Escolha do líder do governo na Câmara divide bancada do PT

Provável candidatura única de Marco Maia também faz crescer disputa por cargos na Mesa Diretora da Casa

Eugênia Lopes, O Estado de S.Paulo

19 de janeiro de 2011 | 00h00

Com a provável candidatura única do petista Marco Maia (RS) para a presidência da Câmara, os partidos começam a se engalfinhar por cargos nas comissões permanentes, nas lideranças e na Mesa Diretora da Casa.

Uma das posições mais cobiçadas é a liderança do governo na Câmara, por ora disputada entre os próprios petistas. Caberá à presidente Dilma Rousseff tentar apaziguar o PT e decidir se mantém ou não o atual líder, Cândido Vaccarezza (PT-SP).

A bancada petista está dividida. Quem defende a troca alega que Vaccarezza perdeu legitimidade após perder a disputa interna para ser o candidato à presidência da Câmara. O ex-presidente da Casa Arlindo Chinaglia (SP) e o ex-líder Henrique Fontana (RS) aparecem como cotados para a liderança.

Os aliados de Vaccarezza, porém, atacam os dois colegas. Além de criticar o que chamam de "temperamento difícil" de Chinaglia, o grupo avalia que ele não ajudou o governo Lula quando presidiu a Casa (2007-2009). Fontana teria dificuldades não só por já ter ocupado o cargo como por ser do Rio Grande do Sul, mesmo Estado de Maia.
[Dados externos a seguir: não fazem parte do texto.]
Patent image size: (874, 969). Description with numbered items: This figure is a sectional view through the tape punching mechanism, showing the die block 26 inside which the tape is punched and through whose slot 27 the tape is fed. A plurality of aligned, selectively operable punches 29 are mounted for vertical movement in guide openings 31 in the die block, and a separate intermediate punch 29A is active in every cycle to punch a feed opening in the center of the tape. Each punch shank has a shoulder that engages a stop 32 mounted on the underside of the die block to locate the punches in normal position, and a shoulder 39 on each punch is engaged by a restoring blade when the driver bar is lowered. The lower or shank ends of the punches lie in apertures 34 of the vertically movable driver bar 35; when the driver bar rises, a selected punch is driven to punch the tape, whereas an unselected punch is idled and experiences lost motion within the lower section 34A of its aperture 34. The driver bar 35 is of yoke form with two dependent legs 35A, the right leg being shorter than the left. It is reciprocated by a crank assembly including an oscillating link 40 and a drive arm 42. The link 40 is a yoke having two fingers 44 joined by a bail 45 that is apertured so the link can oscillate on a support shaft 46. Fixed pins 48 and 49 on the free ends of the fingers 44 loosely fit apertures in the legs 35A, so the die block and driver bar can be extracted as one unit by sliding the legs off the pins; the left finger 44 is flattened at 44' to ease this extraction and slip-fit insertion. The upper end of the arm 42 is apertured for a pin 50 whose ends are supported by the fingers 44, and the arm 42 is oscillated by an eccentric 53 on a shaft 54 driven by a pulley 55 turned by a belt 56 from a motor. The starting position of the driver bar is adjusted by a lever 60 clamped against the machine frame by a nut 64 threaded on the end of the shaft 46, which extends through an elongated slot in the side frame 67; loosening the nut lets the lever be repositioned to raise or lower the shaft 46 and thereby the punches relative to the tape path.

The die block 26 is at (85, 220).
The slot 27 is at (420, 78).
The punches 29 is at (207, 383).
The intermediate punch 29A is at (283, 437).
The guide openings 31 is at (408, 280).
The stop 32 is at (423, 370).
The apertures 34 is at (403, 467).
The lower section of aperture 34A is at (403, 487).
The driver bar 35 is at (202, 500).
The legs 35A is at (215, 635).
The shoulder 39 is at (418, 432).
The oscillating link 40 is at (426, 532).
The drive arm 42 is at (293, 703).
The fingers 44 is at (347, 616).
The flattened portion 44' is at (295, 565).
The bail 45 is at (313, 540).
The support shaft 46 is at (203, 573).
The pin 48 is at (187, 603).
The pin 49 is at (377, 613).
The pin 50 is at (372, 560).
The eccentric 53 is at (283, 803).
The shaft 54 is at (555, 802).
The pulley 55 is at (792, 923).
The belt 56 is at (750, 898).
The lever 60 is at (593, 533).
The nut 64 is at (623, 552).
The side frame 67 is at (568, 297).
Mesa. Os partidos também cobiçam os melhores postos na Mesa da Câmara. O PMDB tem sete candidatos ao cargo de primeiro vice-presidente. O nome oficial do partido deve ser definido no dia 31, mas a cúpula da legenda sabe que algum perdedor provavelmente lançará candidatura avulsa.

Primeira legenda a apoiar Maia, o PR decidiu reivindicar um "cargo melhor" na Mesa. O partido deveria ficar com a segunda secretaria, mas quer a segunda vice-presidência. "Quem chega primeiro bebe água limpa", resume o deputado Luciano Castro (PR-RR).